Man fined for having unregistered health products including pills and more than 40,000 condoms for sale

Man fined for having unregistered health products including pills and more than 40,000 condoms for sale

File photo of an emergency contraceptive pill
File photo of an emergency contraceptive pill. (Photo: Unsplash / Reproductive Health Supplies Coalition)

SINGAPORE: A man was fined S$32,500 on Thursday (Jul 30) for having unregistered health products including more than 40,000 condoms, contraceptive pills and medical devices for sale.

If he cannot pay the fine, he will have to serve 130 days' jail.

Song Bowen, 27, pleaded guilty to 13 counts of supplying unregistered health products under the Health Products Act, with another 25 charges taken into consideration.

The case was uncovered after Song fell for a set-up, meeting a police officer at a void deck in Yishun to sell him emergency contraceptive pills.

The pills are unregistered health products containing Levonorgestrel, an active ingredient present in prescription-only medicines.
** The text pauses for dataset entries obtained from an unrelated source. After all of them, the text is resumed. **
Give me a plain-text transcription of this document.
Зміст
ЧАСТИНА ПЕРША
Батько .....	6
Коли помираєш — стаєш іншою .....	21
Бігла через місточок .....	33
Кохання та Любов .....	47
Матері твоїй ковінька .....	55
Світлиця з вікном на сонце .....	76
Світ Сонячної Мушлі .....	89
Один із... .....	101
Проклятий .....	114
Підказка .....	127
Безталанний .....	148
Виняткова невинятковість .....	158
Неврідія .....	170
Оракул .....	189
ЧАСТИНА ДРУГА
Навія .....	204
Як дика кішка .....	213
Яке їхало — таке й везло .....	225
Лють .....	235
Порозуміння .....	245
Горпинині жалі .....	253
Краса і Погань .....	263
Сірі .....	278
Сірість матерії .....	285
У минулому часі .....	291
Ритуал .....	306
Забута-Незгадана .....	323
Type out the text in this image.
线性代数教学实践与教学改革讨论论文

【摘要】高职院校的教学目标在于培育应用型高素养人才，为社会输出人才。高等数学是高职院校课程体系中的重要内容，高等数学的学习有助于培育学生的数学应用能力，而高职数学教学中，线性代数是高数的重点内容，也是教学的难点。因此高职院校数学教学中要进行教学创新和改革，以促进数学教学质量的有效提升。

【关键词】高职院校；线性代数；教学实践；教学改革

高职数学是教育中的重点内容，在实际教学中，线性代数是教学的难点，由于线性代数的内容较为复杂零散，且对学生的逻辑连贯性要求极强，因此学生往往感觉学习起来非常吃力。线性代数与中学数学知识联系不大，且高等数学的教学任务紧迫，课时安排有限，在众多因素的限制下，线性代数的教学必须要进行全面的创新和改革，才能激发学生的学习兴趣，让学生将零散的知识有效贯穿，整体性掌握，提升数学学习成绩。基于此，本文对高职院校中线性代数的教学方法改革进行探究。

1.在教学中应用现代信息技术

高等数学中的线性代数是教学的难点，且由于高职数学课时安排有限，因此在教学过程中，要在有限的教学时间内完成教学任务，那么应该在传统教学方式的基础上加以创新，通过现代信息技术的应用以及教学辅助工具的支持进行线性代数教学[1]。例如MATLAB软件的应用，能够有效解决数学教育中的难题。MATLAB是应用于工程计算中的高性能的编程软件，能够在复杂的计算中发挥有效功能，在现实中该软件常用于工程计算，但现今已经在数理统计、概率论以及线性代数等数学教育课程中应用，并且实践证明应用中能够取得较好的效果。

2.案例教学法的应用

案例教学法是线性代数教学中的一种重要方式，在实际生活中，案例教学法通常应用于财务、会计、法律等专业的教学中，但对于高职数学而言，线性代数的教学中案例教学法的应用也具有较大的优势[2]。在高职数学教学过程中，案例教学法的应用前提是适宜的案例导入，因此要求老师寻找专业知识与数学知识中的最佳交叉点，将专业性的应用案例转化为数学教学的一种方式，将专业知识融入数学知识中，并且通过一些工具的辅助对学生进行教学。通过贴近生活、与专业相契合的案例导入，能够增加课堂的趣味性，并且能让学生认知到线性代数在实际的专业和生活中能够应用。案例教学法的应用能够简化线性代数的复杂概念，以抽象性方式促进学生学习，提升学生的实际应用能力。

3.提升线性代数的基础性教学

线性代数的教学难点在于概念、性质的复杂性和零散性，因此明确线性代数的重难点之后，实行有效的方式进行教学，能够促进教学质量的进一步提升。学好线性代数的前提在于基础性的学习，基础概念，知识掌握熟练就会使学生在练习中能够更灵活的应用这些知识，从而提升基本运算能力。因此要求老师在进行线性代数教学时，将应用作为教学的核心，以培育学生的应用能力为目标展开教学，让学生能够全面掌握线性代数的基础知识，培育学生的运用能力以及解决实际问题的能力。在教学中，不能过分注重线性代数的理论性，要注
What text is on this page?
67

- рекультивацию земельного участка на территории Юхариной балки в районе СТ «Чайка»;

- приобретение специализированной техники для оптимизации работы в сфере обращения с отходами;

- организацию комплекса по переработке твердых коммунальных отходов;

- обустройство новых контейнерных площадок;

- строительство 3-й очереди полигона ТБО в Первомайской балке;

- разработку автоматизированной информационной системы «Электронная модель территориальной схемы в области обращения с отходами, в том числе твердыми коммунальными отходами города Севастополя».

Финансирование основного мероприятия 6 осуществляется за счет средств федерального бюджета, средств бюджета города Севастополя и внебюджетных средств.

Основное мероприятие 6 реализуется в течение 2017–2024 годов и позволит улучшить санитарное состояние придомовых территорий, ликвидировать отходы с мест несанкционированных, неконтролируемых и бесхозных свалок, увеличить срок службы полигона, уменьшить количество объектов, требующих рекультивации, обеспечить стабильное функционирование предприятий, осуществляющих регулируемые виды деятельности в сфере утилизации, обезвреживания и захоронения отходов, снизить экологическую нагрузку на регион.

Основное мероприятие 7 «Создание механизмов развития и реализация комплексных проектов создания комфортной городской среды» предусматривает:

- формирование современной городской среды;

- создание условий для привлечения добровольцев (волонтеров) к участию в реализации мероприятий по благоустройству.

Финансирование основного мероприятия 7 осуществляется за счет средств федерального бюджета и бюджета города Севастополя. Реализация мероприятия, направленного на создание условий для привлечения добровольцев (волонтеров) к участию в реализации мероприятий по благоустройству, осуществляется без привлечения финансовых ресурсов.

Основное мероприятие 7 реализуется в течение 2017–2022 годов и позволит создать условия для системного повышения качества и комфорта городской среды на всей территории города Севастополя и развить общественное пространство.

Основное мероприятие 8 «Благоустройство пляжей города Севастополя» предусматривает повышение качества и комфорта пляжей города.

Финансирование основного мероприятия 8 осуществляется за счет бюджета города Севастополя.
It is used as an emergency contraceptive to prevent pregnancy after unprotected sex, and no more than four tablets can be taken per month, said the Health Sciences Authority (HSA) prosecutor.

The officer bought a tablet for S$20 and later sent him a message asking to buy more of the tablets and to see other brands of contraceptive tablets.

Song took three types of contraceptive pills and met the officer again outside Song's Yishun flat.

However, the officer identified himself as a police officer, arrested Song and seized the tablets.

HSA officers raided Song's flat that day and found an assortment of unregistered health products including thousands of condoms and "therapeutic products".

The seized items included multiple brands of condoms, with between 3,980 and 7,700 pieces per brand.

Song admitted that he intended to sell each box of 10 condoms for S$10.

The defence asked for community-based sentences, adding that Song had not made profits from the condoms at the point of his arrest.

At this, the judge asked the prosecutor how many condoms in total were seized.

When told it was 40,000, he said: "40,000! What sort of inference is the court supposed to draw, with the fact that he has 40,000 condoms in his possession?"

He said that Song had possessed the items for the purpose of selling them.

Song is studying part-time at a university and works full-time at an engineering company, his lawyer said. He has to remit money to China for his family and has to pay tuition fees and rental, said the lawyer, asking for the fine to be paid in instalments.

The judge granted his request to pay in instalments by May next year. The seized condoms and pills were forfeited for disposal.

For each charge of supplying an unregistered health product, Song could have been jailed for up to two years, fined up to S$50,000, or both.